Thankfully, Kirby Smart and his offensive coordinator Todd Monken are no Lane Kiffin. They’re averaging 36 points/game, but Auburn held them to 27.
The Bulldogs had a bit of a QB roller coaster this offseason, as Wake Forest grad transfer and sure lock to win the Heisman Jamie Newman decided to opt out of the season and their other transfer, JT Daniels from USC, still isn’t ready to play from his injury last year.
They started some dude named D’Wan Mathis against Arkansas, and, well, it was awful. They moved to some guys named Stetson Bennett IV by halftime, and Bennett has been at the forefront of the team ever since. Once a 2-star prospect that walked on at Georgia, Bennett left for the JUCO ranks, gained a star in the recruiting services, and came back to the Bulldogs in the 2019 class.
He’s by no means the focal point of the offense, but Bennett has been a steady enough player at QB to keep the offense moving, completing 63% of his passes for 8.2 yards per attempt without an interception. He’s got a very strong preference for throwing slants, seams and square in routes, but tends to avoid stuff towards the sidelines and has not shown much consistency (though not a total lack of ability) in being able to hit throws downfield.
He’s also quick on his feet and is good for 3-4 designed QB carries per game.
At wide receiver, Kearis Jackson is the go-to target on most any down. The 6’0” sophomore is a do-everything guy who can beat a man deep down field, take a screen pass, or work out of the slot.

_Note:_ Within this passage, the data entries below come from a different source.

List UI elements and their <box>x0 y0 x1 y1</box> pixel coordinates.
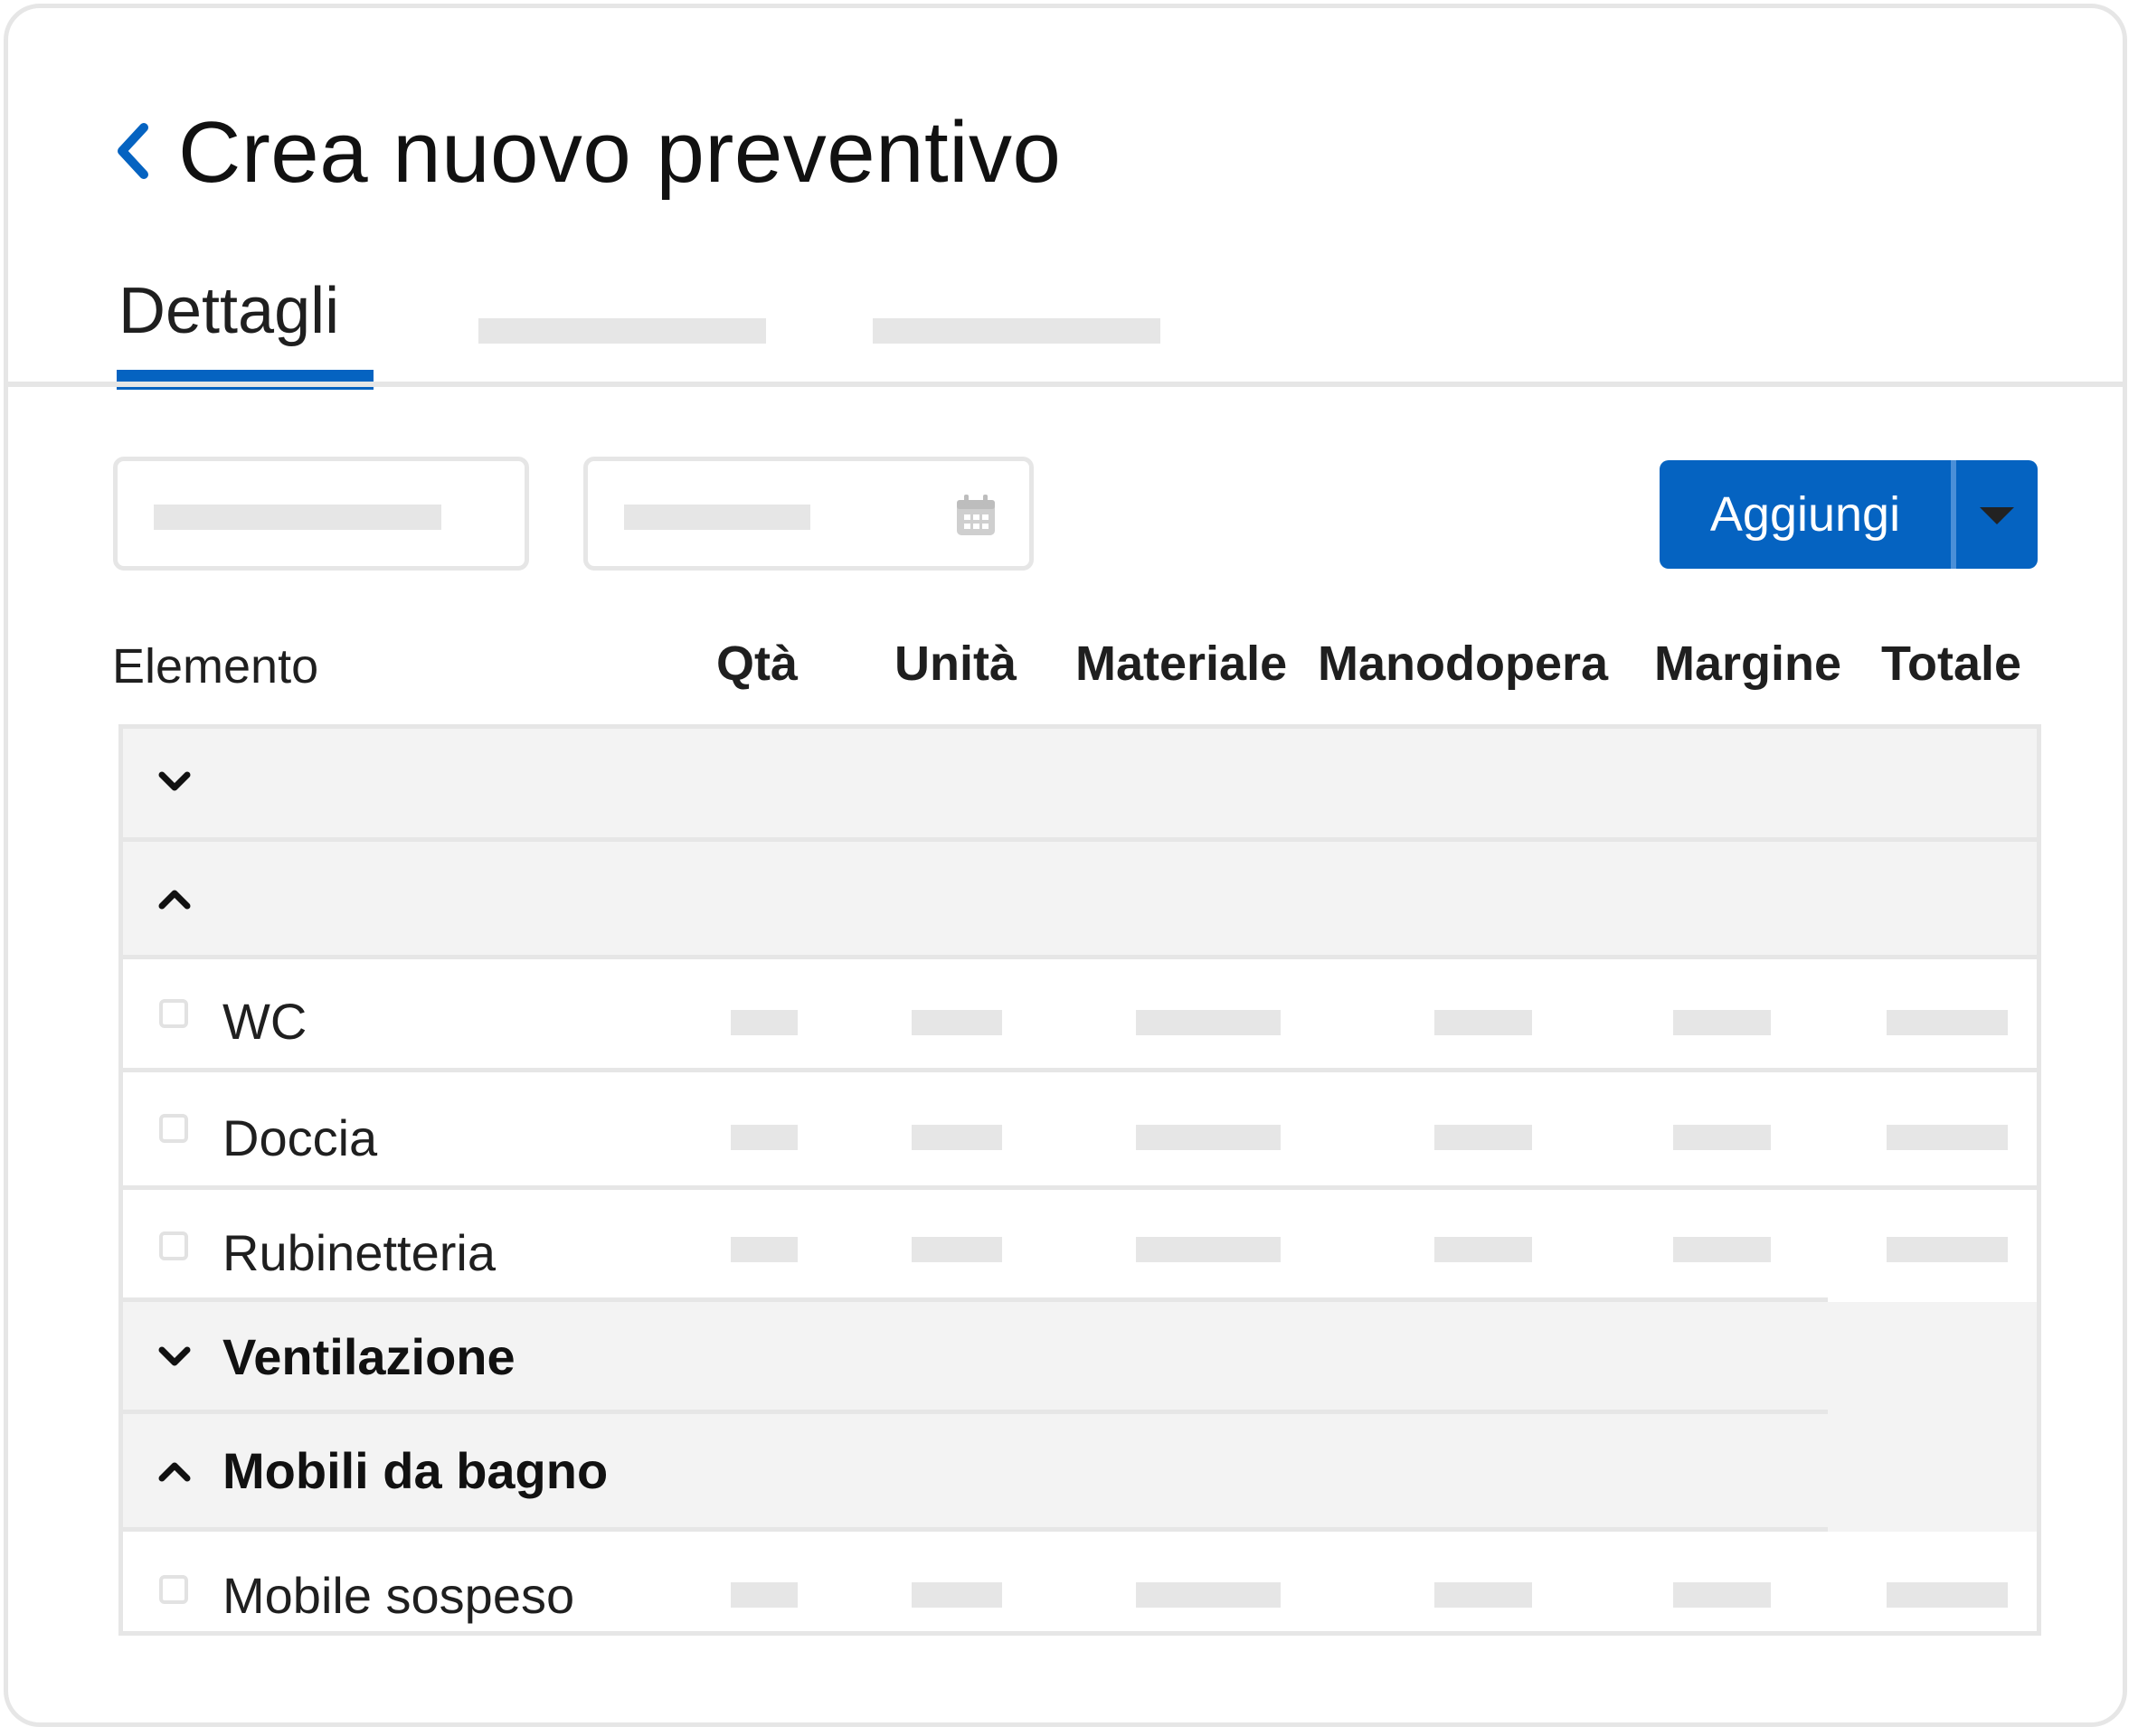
button-separator <box>1951 460 1956 569</box>
chevron-down-icon[interactable] <box>157 1345 192 1369</box>
labor-placeholder <box>1434 1010 1532 1035</box>
item-label: Doccia <box>222 1109 378 1166</box>
group-row[interactable]: Mobili da bagno <box>123 1414 2037 1532</box>
column-header-margine: Margine <box>1654 637 1842 691</box>
name-input[interactable] <box>113 457 529 571</box>
input-placeholder <box>624 505 810 530</box>
material-placeholder <box>1136 1125 1281 1150</box>
material-placeholder <box>1136 1582 1281 1608</box>
column-header-elemento: Elemento <box>112 639 319 693</box>
material-placeholder <box>1136 1010 1281 1035</box>
page-title: Crea nuovo preventivo <box>178 104 1062 201</box>
group-label: Ventilazione <box>222 1328 516 1385</box>
tab-placeholder-3[interactable] <box>873 318 1160 344</box>
date-input[interactable] <box>583 457 1034 571</box>
row-checkbox[interactable] <box>159 1114 188 1143</box>
input-placeholder <box>154 505 441 530</box>
qty-placeholder <box>731 1010 798 1035</box>
table-row[interactable]: Mobile sospeso <box>123 1532 2037 1636</box>
labor-placeholder <box>1434 1237 1532 1262</box>
table-row[interactable]: Rubinetteria <box>123 1190 2037 1302</box>
add-button[interactable]: Aggiungi <box>1660 460 1951 569</box>
caret-down-icon[interactable] <box>1980 507 2014 524</box>
total-placeholder <box>1887 1582 2008 1608</box>
item-label: Rubinetteria <box>222 1224 496 1281</box>
column-header-manodopera: Manodopera <box>1318 637 1609 691</box>
group-label: Mobili da bagno <box>222 1442 609 1499</box>
unit-placeholder <box>912 1010 1002 1035</box>
add-button-group: Aggiungi <box>1660 460 2038 569</box>
material-placeholder <box>1136 1237 1281 1262</box>
chevron-up-icon[interactable] <box>157 1459 192 1483</box>
labor-placeholder <box>1434 1125 1532 1150</box>
margin-placeholder <box>1673 1010 1771 1035</box>
margin-placeholder <box>1673 1237 1771 1262</box>
item-label: Mobile sospeso <box>222 1567 575 1624</box>
column-header-qta: Qtà <box>716 637 799 691</box>
total-placeholder <box>1887 1237 2008 1262</box>
row-checkbox[interactable] <box>159 999 188 1028</box>
column-header-totale: Totale <box>1881 637 2022 691</box>
group-row[interactable]: Ventilazione <box>123 1302 2037 1414</box>
column-header-unita: Unità <box>894 637 1017 691</box>
total-placeholder <box>1887 1010 2008 1035</box>
labor-placeholder <box>1434 1582 1532 1608</box>
group-row[interactable] <box>123 729 2037 842</box>
column-header-materiale: Materiale <box>1075 637 1288 691</box>
qty-placeholder <box>731 1582 798 1608</box>
quote-editor-card: Crea nuovo preventivo Dettagli Aggiungi … <box>4 4 2127 1727</box>
total-placeholder <box>1887 1125 2008 1150</box>
row-checkbox[interactable] <box>159 1231 188 1260</box>
row-checkbox[interactable] <box>159 1575 188 1604</box>
table-row[interactable]: Doccia <box>123 1072 2037 1190</box>
items-table: WC Doccia Rubinetteria Ventilazione Mobi… <box>118 724 2041 1636</box>
qty-placeholder <box>731 1237 798 1262</box>
chevron-up-icon[interactable] <box>157 887 192 910</box>
chevron-down-icon[interactable] <box>157 770 192 794</box>
margin-placeholder <box>1673 1125 1771 1150</box>
unit-placeholder <box>912 1237 1002 1262</box>
tabs-divider <box>8 382 2123 387</box>
tab-dettagli[interactable]: Dettagli <box>118 270 339 352</box>
item-label: WC <box>222 993 307 1050</box>
unit-placeholder <box>912 1582 1002 1608</box>
table-row[interactable]: WC <box>123 959 2037 1072</box>
unit-placeholder <box>912 1125 1002 1150</box>
calendar-icon[interactable] <box>955 494 997 537</box>
margin-placeholder <box>1673 1582 1771 1608</box>
tab-placeholder-2[interactable] <box>478 318 766 344</box>
chevron-left-icon[interactable] <box>115 122 151 180</box>
qty-placeholder <box>731 1125 798 1150</box>
group-row[interactable] <box>123 842 2037 959</box>
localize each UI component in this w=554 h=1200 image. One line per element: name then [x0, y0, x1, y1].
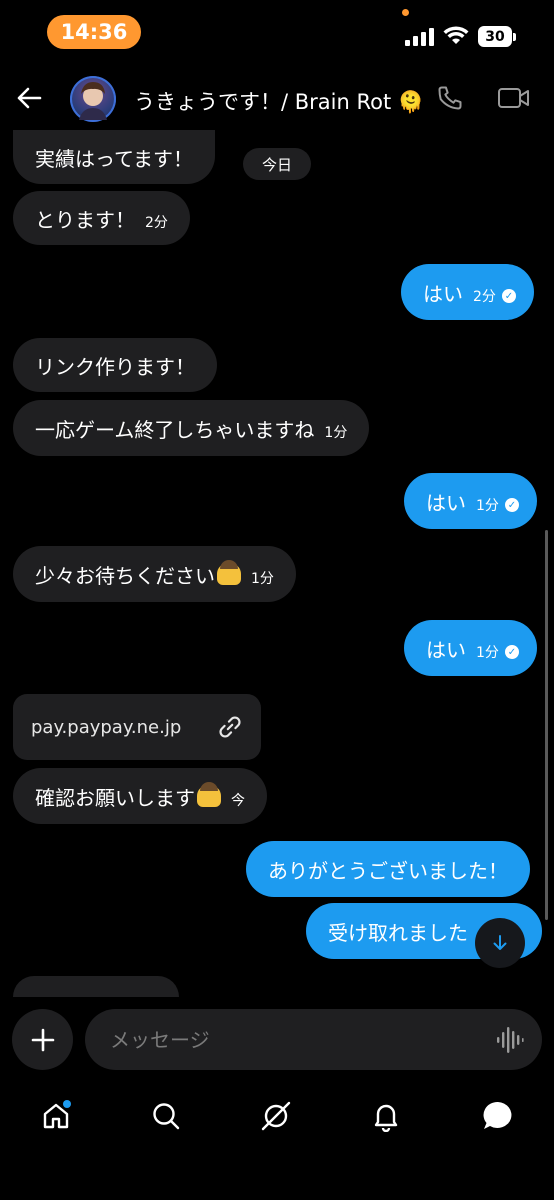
nav-notifications[interactable] [368, 1098, 404, 1134]
nav-search[interactable] [148, 1098, 184, 1134]
received-message[interactable]: 実績はってます！ [13, 130, 215, 184]
link-preview-card[interactable]: pay.paypay.ne.jp [13, 694, 261, 760]
received-message[interactable]: リンク作ります！ [13, 338, 217, 392]
message-text: 確認お願いします [35, 785, 195, 810]
date-separator: 今日 [243, 148, 311, 180]
received-message[interactable]: 少々お待ちください 1分 [13, 546, 296, 602]
search-icon [153, 1103, 180, 1130]
message-timestamp: 1分 [476, 498, 499, 514]
message-timestamp: 1分 [251, 571, 274, 587]
message-timestamp: 1分 [476, 645, 499, 661]
received-message[interactable]: とります！ 2分 [13, 191, 190, 245]
message-timestamp: 2分 [473, 289, 496, 305]
bowing-person-emoji-icon [197, 782, 221, 807]
notifications-icon [374, 1104, 398, 1132]
back-arrow-icon[interactable] [16, 86, 42, 110]
video-camera-icon[interactable] [497, 86, 531, 110]
link-domain: pay.paypay.ne.jp [31, 716, 182, 738]
add-attachment-button[interactable] [12, 1009, 73, 1070]
received-message[interactable]: 一応ゲーム終了しちゃいますね 1分 [13, 400, 370, 456]
message-text: はい [426, 490, 466, 515]
wifi-icon [443, 26, 469, 44]
message-text: リンク作ります！ [35, 354, 195, 379]
message-text: 一応ゲーム終了しちゃいますね [35, 417, 315, 442]
read-check-icon: ✓ [501, 289, 516, 303]
home-icon [43, 1100, 71, 1129]
grok-icon [261, 1101, 291, 1131]
cellular-signal-icon [405, 28, 434, 46]
message-text: はい [426, 637, 466, 662]
phone-icon[interactable] [436, 84, 464, 112]
message-text: ありがとうございました！ [268, 858, 508, 883]
nav-home[interactable] [38, 1098, 74, 1134]
nav-messages[interactable] [480, 1098, 516, 1134]
battery-cap [513, 33, 516, 41]
nav-grok[interactable] [258, 1098, 294, 1134]
message-text: 少々お待ちください [35, 563, 215, 588]
conversation-avatar[interactable] [70, 76, 116, 122]
avatar-illustration [79, 82, 107, 120]
privacy-indicator-dot [402, 9, 409, 16]
sent-message[interactable]: はい 1分 ✓ [404, 473, 537, 529]
received-message-partial[interactable] [13, 976, 179, 997]
read-check-icon: ✓ [504, 498, 519, 512]
message-text: 受け取れました [328, 920, 468, 945]
status-time: 14:36 [47, 15, 141, 49]
message-timestamp: 2分 [145, 215, 168, 231]
scrollbar[interactable] [545, 530, 548, 920]
message-input-container[interactable] [85, 1009, 542, 1070]
link-icon [219, 716, 241, 738]
sent-message[interactable]: ありがとうございました！ [246, 841, 530, 897]
messages-icon [483, 1101, 512, 1129]
message-input[interactable] [108, 1026, 492, 1053]
battery-indicator: 30 [478, 26, 512, 47]
voice-waveform-icon[interactable] [496, 1027, 524, 1053]
sent-message[interactable]: はい 1分 ✓ [404, 620, 537, 676]
message-text: 実績はってます！ [35, 146, 193, 171]
bowing-person-emoji-icon [217, 560, 241, 585]
received-message[interactable]: 確認お願いします 今 [13, 768, 267, 824]
message-timestamp: 今 [231, 793, 245, 809]
scroll-to-bottom-button[interactable] [475, 918, 525, 968]
plus-icon [31, 1028, 54, 1051]
message-timestamp: 1分 [324, 425, 348, 441]
message-text: はい [423, 281, 463, 306]
sent-message[interactable]: はい 2分 ✓ [401, 264, 534, 320]
message-text: とります！ [35, 207, 135, 232]
read-check-icon: ✓ [504, 645, 519, 659]
arrow-down-icon [493, 935, 507, 950]
conversation-title[interactable]: うきょうです！/ Brain Rot 🫠 [134, 86, 424, 116]
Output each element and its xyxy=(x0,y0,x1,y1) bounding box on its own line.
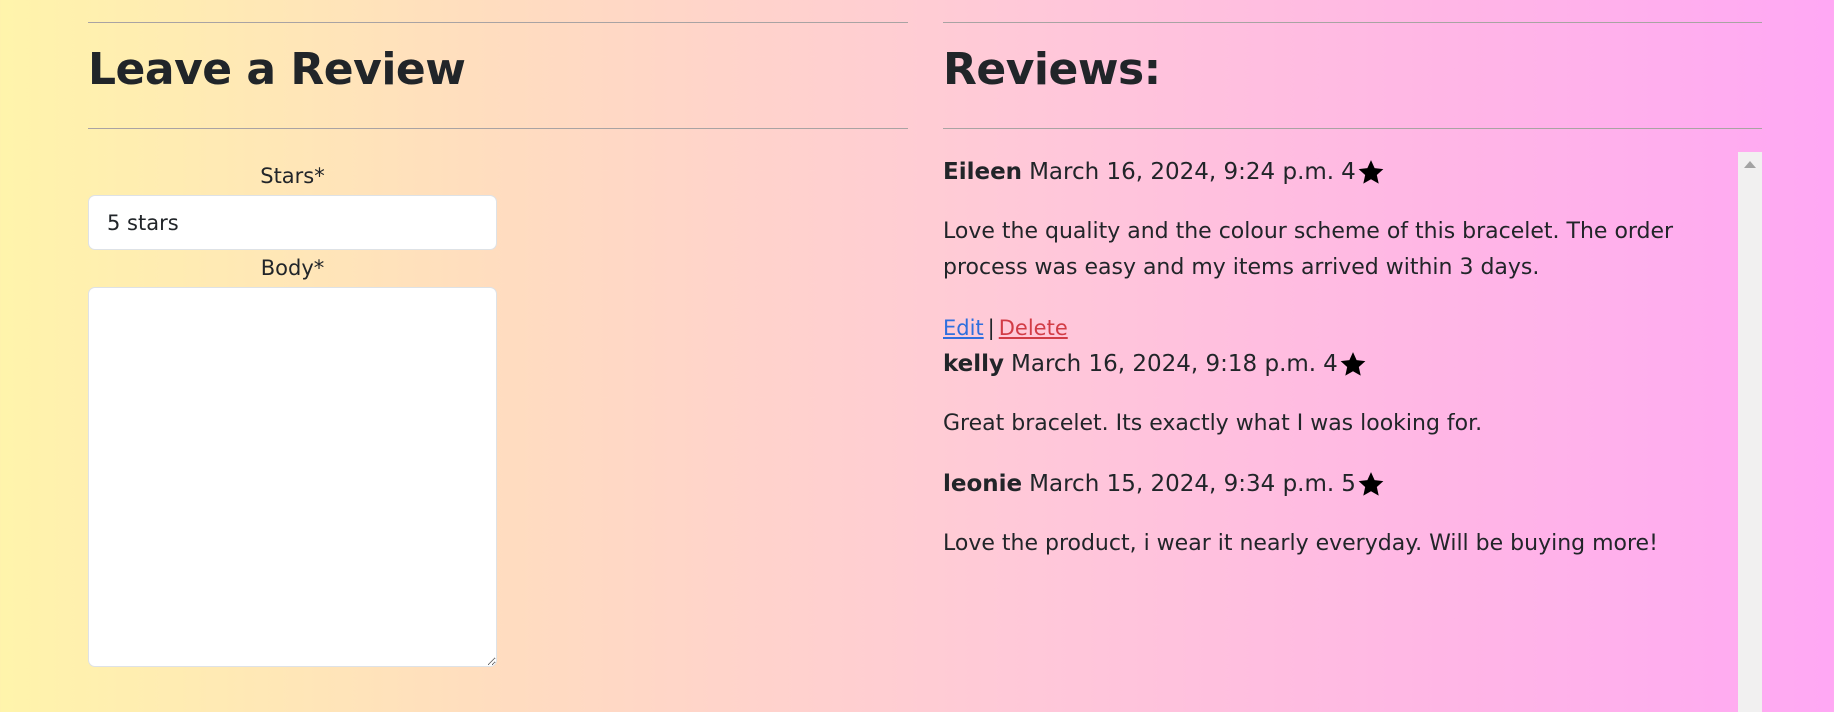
action-separator: | xyxy=(987,316,995,340)
star-icon xyxy=(1358,160,1384,184)
edit-review-link[interactable]: Edit xyxy=(943,316,984,340)
stars-select[interactable]: 5 stars xyxy=(88,195,497,250)
delete-review-link[interactable]: Delete xyxy=(999,316,1068,340)
review-body: Love the quality and the colour scheme o… xyxy=(943,219,1674,280)
reviews-scrollbar[interactable] xyxy=(1738,152,1762,712)
review-form-title: Leave a Review xyxy=(88,44,466,95)
divider-top xyxy=(88,22,908,23)
review-author: kelly xyxy=(943,351,1005,377)
review-rating: 4 xyxy=(1323,351,1338,377)
star-icon xyxy=(1358,472,1384,496)
scroll-up-arrow-icon[interactable] xyxy=(1744,161,1756,168)
review-rating: 4 xyxy=(1341,159,1356,185)
review-date: March 16, 2024, 9:18 p.m. xyxy=(1011,351,1317,377)
review-body: Great bracelet. Its exactly what I was l… xyxy=(943,411,1483,436)
star-icon xyxy=(1340,352,1366,376)
reviews-scroll-area[interactable]: Eileen March 16, 2024, 9:24 p.m. 4 Love … xyxy=(943,152,1762,712)
divider-bottom xyxy=(943,128,1762,129)
review-meta: Eileen March 16, 2024, 9:24 p.m. 4 xyxy=(943,158,1385,186)
stars-label: Stars* xyxy=(260,164,325,188)
review-meta: leonie March 15, 2024, 9:34 p.m. 5 xyxy=(943,470,1385,498)
review-actions: Edit | Delete xyxy=(943,316,1068,340)
stars-select-value: 5 stars xyxy=(107,210,179,235)
review-date: March 15, 2024, 9:34 p.m. xyxy=(1029,471,1335,497)
divider-bottom xyxy=(88,128,908,129)
review-meta: kelly March 16, 2024, 9:18 p.m. 4 xyxy=(943,350,1367,378)
review-rating: 5 xyxy=(1341,471,1356,497)
reviews-title: Reviews: xyxy=(943,44,1161,95)
review-body: Love the product, i wear it nearly every… xyxy=(943,531,1658,556)
body-textarea[interactable] xyxy=(88,287,497,667)
review-author: Eileen xyxy=(943,159,1023,185)
divider-top xyxy=(943,22,1762,23)
body-label: Body* xyxy=(260,256,325,280)
review-author: leonie xyxy=(943,471,1023,497)
review-date: March 16, 2024, 9:24 p.m. xyxy=(1029,159,1335,185)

He’s got 3x as many yards as the next highest receiver, and he’s right at 40% of the production of the entire passing game.
George Pickens is the big receiver on the sideline that is mainly used in backshoulder fades and deep balls. He’s only at 87 yards so far this year, and hasn’t yet lived up to the expectations placed on him as a 5-star recruit in 2019. The same could be said of senior Demetris Robertson, another 5-star recruit that famously played recruiting games all the way until signing day and ultimately picking Georgia over Alabama.
Freshman Jermaine Burton is another guy to look out for as a guy who excels at breaking tackles on screen passes.
The Bulldogs have a couple of giant tight ends in Tre’ McKitty and John FitzPatrick who play regularly and have 6 catches between them. Again, most of that is on quick slants and seams up the middle.
The real engine of this offense, though, is the running game. Zamir White Has 300 yards on 54 attempts with 4 touchdowns this season, and Kirby Smart has no qualms slamming him right up the gut of the defense over and over and over. He’s spelled by the speedy Kenny McIntosh, who’s used in sort of the old Kenyan Drake role as a change-of-pace receiving back. Finally, true freshman Kendall Milton will come in for a drive to give White a break at times.
While the Alabama offense and the Georgia defense will be a clash of the Titans, the matchup on the other side of things is a bit of a wet noodle fight. While Georgia’s offense has been... okay... They’ve struggled with consistently run or pass blocking, and are averaging less the 4 yards per carry despite trying to feature the run game. And while Bennett has thus far done well at avoiding sacks and throwing the ball away, he’s under plenty of duress during the game.
Alabama’s defensive line played exceptionally against Missouri, but struggled mightily against the senior-laden A&M offensive line and against Ole Miss’s misdirection. A more straightforward match against Georgia’s line might be just the key to getting them back on track.
Alabama’s outside corners should also have no problem with George Pickens or really anyone on the outside. Don’t expect too much in the way of the deep ball.
The biggest issue for Alabama will be what plagued them the last two weeks: the seams. If the Tide safeties don’t fix their issues, then Bennett is going to throw to Kearis Jackson and the tight ends across the middle all game long, and will happily toss some checkdowns to McIntosh out of the backfield. Plus, the Tide defense struggled to tackle Matt Corral in the backfield, and Bennett will likely give them similar issues with his agility.
I don’t expect this offense to totally stun the Tide defense like Ole Miss did, but they have plenty of talent and just the type of QB that tends to give Alabama problems. I’d ultimately expect them to score in the high 20s to low 30s.